Quick Start Tutorial: Your First Asset¶

Goal: Get from git clone to writing your first custom Dagster asset in 15 minutes.

What you'll learn: 1. Install and run the project 2. Understand the asset graph 3. Create your first transform asset 4. Add custom business logic 5. View results in Dagster UI

Step 1: Install and Run (5 minutes)¶

Clone and Setup¶

# Clone the repository
git clone https://github.com/CogappLabs/honey-duck.git
cd honey-duck

# Install dependencies with uv (fast!)
uv sync

# Optional: Enable persistent run history
cp .env.example .env
# Edit .env and set DAGSTER_HOME to an absolute path like /home/user/dagster_home

Start Dagster UI¶

# Start the Dagster development server
uv run dg dev

Open http://localhost:3000 in your browser.

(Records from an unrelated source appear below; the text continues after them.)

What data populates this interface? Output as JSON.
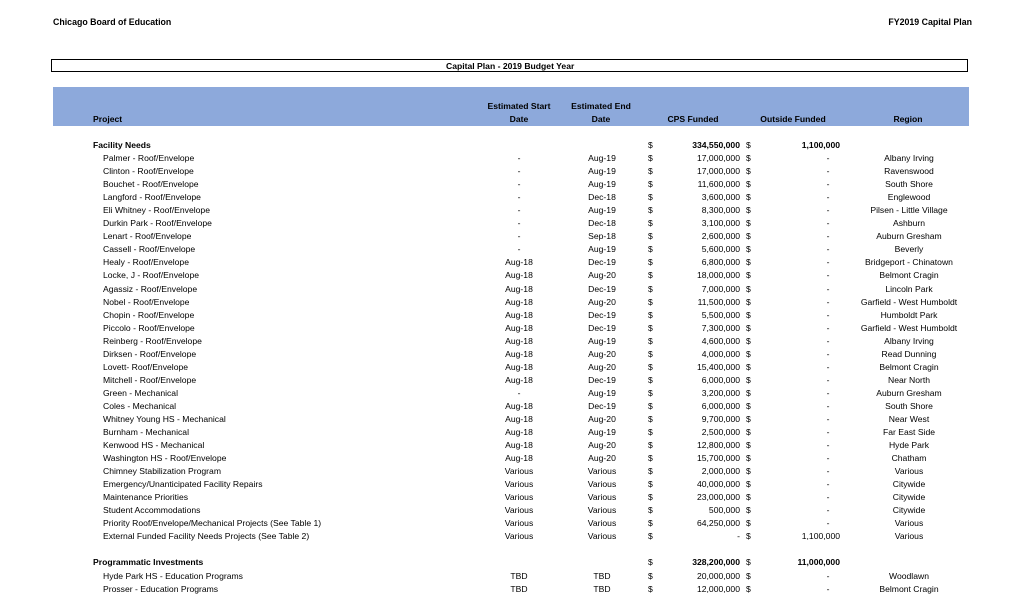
{
  "header": {
    "organization": "Chicago Board of Education",
    "document_title": "FY2019 Capital Plan",
    "table_title": "Capital Plan - 2019 Budget Year"
  },
  "columns": {
    "project": "Project",
    "start": "Estimated Start Date",
    "end": "Estimated End Date",
    "cps": "CPS Funded",
    "outside": "Outside Funded",
    "region": "Region"
  },
  "colors": {
    "header_bg": "#8da9db"
  },
  "sections": [
    {
      "name": "Facility Needs",
      "cps_total": "334,550,000",
      "outside_total": "1,100,000",
      "rows": [
        {
          "project": "Palmer - Roof/Envelope",
          "start": "-",
          "end": "Aug-19",
          "cps": "17,000,000",
          "outside": "-",
          "region": "Albany Irving"
        },
        {
          "project": "Clinton - Roof/Envelope",
          "start": "-",
          "end": "Aug-19",
          "cps": "17,000,000",
          "outside": "-",
          "region": "Ravenswood"
        },
        {
          "project": "Bouchet - Roof/Envelope",
          "start": "-",
          "end": "Aug-19",
          "cps": "11,600,000",
          "outside": "-",
          "region": "South Shore"
        },
        {
          "project": "Langford - Roof/Envelope",
          "start": "-",
          "end": "Dec-18",
          "cps": "3,600,000",
          "outside": "-",
          "region": "Englewood"
        },
        {
          "project": "Eli Whitney - Roof/Envelope",
          "start": "-",
          "end": "Aug-19",
          "cps": "8,300,000",
          "outside": "-",
          "region": "Pilsen - Little Village"
        },
        {
          "project": "Durkin Park - Roof/Envelope",
          "start": "-",
          "end": "Dec-18",
          "cps": "3,100,000",
          "outside": "-",
          "region": "Ashburn"
        },
        {
          "project": "Lenart - Roof/Envelope",
          "start": "-",
          "end": "Sep-18",
          "cps": "2,600,000",
          "outside": "-",
          "region": "Auburn Gresham"
        },
        {
          "project": "Cassell - Roof/Envelope",
          "start": "-",
          "end": "Aug-19",
          "cps": "5,600,000",
          "outside": "-",
          "region": "Beverly"
        },
        {
          "project": "Healy - Roof/Envelope",
          "start": "Aug-18",
          "end": "Dec-19",
          "cps": "6,800,000",
          "outside": "-",
          "region": "Bridgeport - Chinatown"
        },
        {
          "project": "Locke, J - Roof/Envelope",
          "start": "Aug-18",
          "end": "Aug-20",
          "cps": "18,000,000",
          "outside": "-",
          "region": "Belmont Cragin"
        },
        {
          "project": "Agassiz - Roof/Envelope",
          "start": "Aug-18",
          "end": "Dec-19",
          "cps": "7,000,000",
          "outside": "-",
          "region": "Lincoln Park"
        },
        {
          "project": "Nobel - Roof/Envelope",
          "start": "Aug-18",
          "end": "Aug-20",
          "cps": "11,500,000",
          "outside": "-",
          "region": "Garfield - West Humboldt"
        },
        {
          "project": "Chopin - Roof/Envelope",
          "start": "Aug-18",
          "end": "Dec-19",
          "cps": "5,500,000",
          "outside": "-",
          "region": "Humboldt Park"
        },
        {
          "project": "Piccolo - Roof/Envelope",
          "start": "Aug-18",
          "end": "Dec-19",
          "cps": "7,300,000",
          "outside": "-",
          "region": "Garfield - West Humboldt"
        },
        {
          "project": "Reinberg - Roof/Envelope",
          "start": "Aug-18",
          "end": "Aug-19",
          "cps": "4,600,000",
          "outside": "-",
          "region": "Albany Irving"
        },
        {
          "project": "Dirksen - Roof/Envelope",
          "start": "Aug-18",
          "end": "Aug-20",
          "cps": "4,000,000",
          "outside": "-",
          "region": "Read Dunning"
        },
        {
          "project": "Lovett- Roof/Envelope",
          "start": "Aug-18",
          "end": "Aug-20",
          "cps": "15,400,000",
          "outside": "-",
          "region": "Belmont Cragin"
        },
        {
          "project": "Mitchell - Roof/Envelope",
          "start": "Aug-18",
          "end": "Dec-19",
          "cps": "6,000,000",
          "outside": "-",
          "region": "Near North"
        },
        {
          "project": "Green - Mechanical",
          "start": "-",
          "end": "Aug-19",
          "cps": "3,200,000",
          "outside": "-",
          "region": "Auburn Gresham"
        },
        {
          "project": "Coles - Mechanical",
          "start": "Aug-18",
          "end": "Dec-19",
          "cps": "6,000,000",
          "outside": "-",
          "region": "South Shore"
        },
        {
          "project": "Whitney Young HS - Mechanical",
          "start": "Aug-18",
          "end": "Aug-20",
          "cps": "9,700,000",
          "outside": "-",
          "region": "Near West"
        },
        {
          "project": "Burnham - Mechanical",
          "start": "Aug-18",
          "end": "Aug-19",
          "cps": "2,500,000",
          "outside": "-",
          "region": "Far East Side"
        },
        {
          "project": "Kenwood HS - Mechanical",
          "start": "Aug-18",
          "end": "Aug-20",
          "cps": "12,800,000",
          "outside": "-",
          "region": "Hyde Park"
        },
        {
          "project": "Washington HS - Roof/Envelope",
          "start": "Aug-18",
          "end": "Aug-20",
          "cps": "15,700,000",
          "outside": "-",
          "region": "Chatham"
        },
        {
          "project": "Chimney Stabilization Program",
          "start": "Various",
          "end": "Various",
          "cps": "2,000,000",
          "outside": "-",
          "region": "Various"
        },
        {
          "project": "Emergency/Unanticipated Facility Repairs",
          "start": "Various",
          "end": "Various",
          "cps": "40,000,000",
          "outside": "-",
          "region": "Citywide"
        },
        {
          "project": "Maintenance Priorities",
          "start": "Various",
          "end": "Various",
          "cps": "23,000,000",
          "outside": "-",
          "region": "Citywide"
        },
        {
          "project": "Student Accommodations",
          "start": "Various",
          "end": "Various",
          "cps": "500,000",
          "outside": "-",
          "region": "Citywide"
        },
        {
          "project": "Priority Roof/Envelope/Mechanical Projects (See Table 1)",
          "start": "Various",
          "end": "Various",
          "cps": "64,250,000",
          "outside": "-",
          "region": "Various"
        },
        {
          "project": "External Funded Facility Needs Projects (See Table 2)",
          "start": "Various",
          "end": "Various",
          "cps": "-",
          "outside": "1,100,000",
          "region": "Various"
        }
      ]
    },
    {
      "name": "Programmatic Investments",
      "cps_total": "328,200,000",
      "outside_total": "11,000,000",
      "rows": [
        {
          "project": "Hyde Park HS - Education Programs",
          "start": "TBD",
          "end": "TBD",
          "cps": "20,000,000",
          "outside": "-",
          "region": "Woodlawn"
        },
        {
          "project": "Prosser - Education Programs",
          "start": "TBD",
          "end": "TBD",
          "cps": "12,000,000",
          "outside": "-",
          "region": "Belmont Cragin"
        }
      ]
    }
  ],
  "currency_symbol": "$"
}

You should see:

Assets tab: Shows all pipeline assets
Jobs tab: Shows executable job definitions
Runs tab: Shows execution history

Run Your First Pipeline¶

Click Assets in the top navigation
Click Materialize all button in the top-right
Watch the pipeline execute!

What happened?: - dlt_harvest_* assets loaded CSV files into Parquet - *_transform_* assets joined and transformed data - *_output_* assets wrote JSON files to data/output/json/

Step 2: Understand the Asset Graph (3 minutes)¶

View the Lineage¶

In Dagster UI: 1. Click Assets → View global asset lineage 2. See the data flow:

dlt_harvest_sales_raw ──┐
dlt_harvest_artworks_raw ┼──→ sales_joined_polars ──→ sales_transform_polars ──→ sales_output_polars
dlt_harvest_artists_raw ─┘

What Each Layer Does¶

Layer	Purpose	Example
Harvest	Load raw data	CSV → Parquet
Transform	Join, compute	Add price metrics
Output	Filter, export	High-value sales to JSON

Step 3: Create Your First Asset (5 minutes)¶

Let's create an asset that finds artworks by specific artists.

Create the Asset File¶

Open src/honey_duck/defs/polars/assets.py and add this at the end:

@dg.asset(
    kinds={"polars"},
    deps=STANDARD_HARVEST_DEPS,
    group_name="transform_polars",
)
def artist_artworks_tutorial(
    context: dg.AssetExecutionContext,
    paths: PathsResource,  # Injected resource for path configuration
) -> pl.DataFrame:
    """Find all artworks by Vincent van Gogh and Claude Monet.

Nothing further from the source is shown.